2 hour ago 3 sources negative

Key takeaways:

  • Miners' potential BTC reserve sales could create sustained sell pressure, challenging Bitcoin's ability to hold the $70k support.
  • Negative funding rates and high long liquidations signal a shift to bearish sentiment among leveraged traders.
  • The high concentration of mining by 'Unknown' pools poses a structural risk to network decentralization and security.

Bitcoin mining is showing clear signs of a slow-motion capitulation, with daily miner revenue collapsing to approximately $30 million in mid-March, down from over $60 million at the bull market peak. This severe compression in revenue is forcing operational decisions, including potential sales of BTC reserves, which adds direct sell pressure to the market.

Analyst Joao Wedson highlighted the situation, noting that the mining sector had not capitulated back in January, shortly before Bitcoin's price dropped from around $96,000 to near $60,000. While hash rate recovered briefly, it is now weakening again. "The mining sector is losing momentum," Wedson stated, pointing to a familiar cycle where compressed margins force the weakest operations offline first.

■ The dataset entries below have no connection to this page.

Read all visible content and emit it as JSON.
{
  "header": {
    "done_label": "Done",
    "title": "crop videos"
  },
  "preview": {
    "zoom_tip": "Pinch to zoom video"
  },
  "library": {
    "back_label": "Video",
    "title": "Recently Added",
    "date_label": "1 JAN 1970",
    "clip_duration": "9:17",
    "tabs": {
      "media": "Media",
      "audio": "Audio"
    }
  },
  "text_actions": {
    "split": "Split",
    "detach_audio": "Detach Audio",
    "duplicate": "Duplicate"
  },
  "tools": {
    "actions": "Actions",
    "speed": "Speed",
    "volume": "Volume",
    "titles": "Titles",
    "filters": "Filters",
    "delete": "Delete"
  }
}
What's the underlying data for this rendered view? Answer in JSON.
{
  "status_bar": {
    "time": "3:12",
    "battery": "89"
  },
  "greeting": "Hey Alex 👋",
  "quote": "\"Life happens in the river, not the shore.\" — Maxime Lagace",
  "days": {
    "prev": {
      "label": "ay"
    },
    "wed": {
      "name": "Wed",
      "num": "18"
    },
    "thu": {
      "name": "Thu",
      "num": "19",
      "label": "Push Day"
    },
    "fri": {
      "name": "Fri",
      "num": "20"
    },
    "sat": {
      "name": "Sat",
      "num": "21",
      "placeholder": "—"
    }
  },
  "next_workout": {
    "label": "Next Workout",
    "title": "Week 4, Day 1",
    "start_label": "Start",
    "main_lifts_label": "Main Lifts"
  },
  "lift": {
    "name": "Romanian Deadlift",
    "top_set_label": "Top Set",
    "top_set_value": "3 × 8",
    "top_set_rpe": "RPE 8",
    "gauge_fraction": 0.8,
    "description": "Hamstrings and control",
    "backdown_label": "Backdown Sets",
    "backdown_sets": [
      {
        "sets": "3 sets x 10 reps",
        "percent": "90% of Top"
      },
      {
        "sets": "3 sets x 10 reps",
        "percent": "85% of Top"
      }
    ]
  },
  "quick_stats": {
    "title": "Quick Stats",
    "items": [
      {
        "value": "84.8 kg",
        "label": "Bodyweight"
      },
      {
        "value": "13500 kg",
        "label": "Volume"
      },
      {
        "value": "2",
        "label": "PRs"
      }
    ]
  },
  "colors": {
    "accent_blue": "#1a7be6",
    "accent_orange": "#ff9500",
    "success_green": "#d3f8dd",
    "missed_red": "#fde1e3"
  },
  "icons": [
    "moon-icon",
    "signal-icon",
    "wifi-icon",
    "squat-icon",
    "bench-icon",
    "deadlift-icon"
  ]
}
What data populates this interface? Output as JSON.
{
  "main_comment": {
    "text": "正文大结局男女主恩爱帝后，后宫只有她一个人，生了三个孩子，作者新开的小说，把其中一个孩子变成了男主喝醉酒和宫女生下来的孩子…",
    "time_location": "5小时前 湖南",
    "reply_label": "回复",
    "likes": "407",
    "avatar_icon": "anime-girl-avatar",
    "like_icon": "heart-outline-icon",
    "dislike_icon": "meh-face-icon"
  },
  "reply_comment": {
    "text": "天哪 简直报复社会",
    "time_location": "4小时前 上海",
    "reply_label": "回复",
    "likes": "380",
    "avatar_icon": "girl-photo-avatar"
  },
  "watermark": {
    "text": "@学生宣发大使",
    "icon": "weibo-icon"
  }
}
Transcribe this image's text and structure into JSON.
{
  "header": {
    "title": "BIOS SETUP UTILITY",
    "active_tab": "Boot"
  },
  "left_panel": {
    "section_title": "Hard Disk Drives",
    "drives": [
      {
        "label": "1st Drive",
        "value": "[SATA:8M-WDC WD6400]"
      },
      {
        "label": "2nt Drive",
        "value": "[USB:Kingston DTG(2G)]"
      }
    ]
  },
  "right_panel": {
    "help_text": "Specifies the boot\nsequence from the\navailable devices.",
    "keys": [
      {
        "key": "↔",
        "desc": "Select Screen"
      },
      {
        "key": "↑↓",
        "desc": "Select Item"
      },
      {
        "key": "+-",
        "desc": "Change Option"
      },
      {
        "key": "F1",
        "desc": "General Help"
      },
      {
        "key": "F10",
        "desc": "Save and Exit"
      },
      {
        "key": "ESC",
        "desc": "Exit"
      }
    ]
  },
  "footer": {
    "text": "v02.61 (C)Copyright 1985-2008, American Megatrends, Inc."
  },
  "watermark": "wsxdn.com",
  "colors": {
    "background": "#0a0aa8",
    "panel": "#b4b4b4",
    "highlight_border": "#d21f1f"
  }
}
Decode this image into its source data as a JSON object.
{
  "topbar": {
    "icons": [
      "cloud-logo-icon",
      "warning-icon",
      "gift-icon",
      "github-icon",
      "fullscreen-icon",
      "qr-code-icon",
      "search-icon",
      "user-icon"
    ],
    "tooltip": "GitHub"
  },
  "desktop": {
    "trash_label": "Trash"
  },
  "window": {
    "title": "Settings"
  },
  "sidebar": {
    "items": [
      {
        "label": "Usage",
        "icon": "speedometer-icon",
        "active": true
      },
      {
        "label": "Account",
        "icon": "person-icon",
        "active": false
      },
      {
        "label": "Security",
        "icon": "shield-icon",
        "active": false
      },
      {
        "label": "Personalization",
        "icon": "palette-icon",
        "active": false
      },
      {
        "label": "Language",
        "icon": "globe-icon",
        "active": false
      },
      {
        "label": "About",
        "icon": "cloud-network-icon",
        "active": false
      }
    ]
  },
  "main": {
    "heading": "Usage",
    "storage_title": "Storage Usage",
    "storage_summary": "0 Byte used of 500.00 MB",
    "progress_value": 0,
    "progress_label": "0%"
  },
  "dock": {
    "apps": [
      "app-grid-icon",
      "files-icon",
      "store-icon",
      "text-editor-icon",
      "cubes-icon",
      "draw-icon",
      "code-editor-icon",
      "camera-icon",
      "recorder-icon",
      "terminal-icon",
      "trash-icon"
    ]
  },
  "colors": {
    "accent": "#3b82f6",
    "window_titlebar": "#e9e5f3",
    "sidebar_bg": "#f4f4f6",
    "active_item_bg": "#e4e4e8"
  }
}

On-chain data confirms the trend. Total network hash rate peaked near 120,000 TH/s around October 2025 before beginning a choppy decline. Network difficulty, sitting at approximately 145 trillion as of March 16, tells a similar story of declining computational power. Concurrently, Bitcoin's price hovered just under $70,000.

Wedson outlines two difficult paths forward for miners: hardware innovation, which is financially impractical for most after heavy capital investments in 2023-2024, or consolidation through attrition, where smaller miners get squeezed out. The hashrate distribution adds another concern, with roughly 57% of blocks mined by "Unknown" pools over a six-month window, raising questions about network transparency and centralization.

The broader market is already feeling the impact. On March 20-21, the crypto market absorbed over $541 million in liquidations within 24 hours, with $443 million coming from long positions. Bitcoin led with $191 million in liquidations. This volatility was partly pinned to a massive $1.72 billion Bitcoin options expiry on Deribit, which settled at the $70,000 "max pain" strike, freezing price action. Futures open interest fell 5.6% to near $107 billion, and funding rates for major assets turned negative, indicating renewed demand for short positions.

Despite the stress, a crash is not deemed imminent, as miners are historically resilient. However, the mining sector is a leading indicator, and the current signals of revenue collapse and hash rate weakening suggest underlying market stress that extends beyond short-term price action.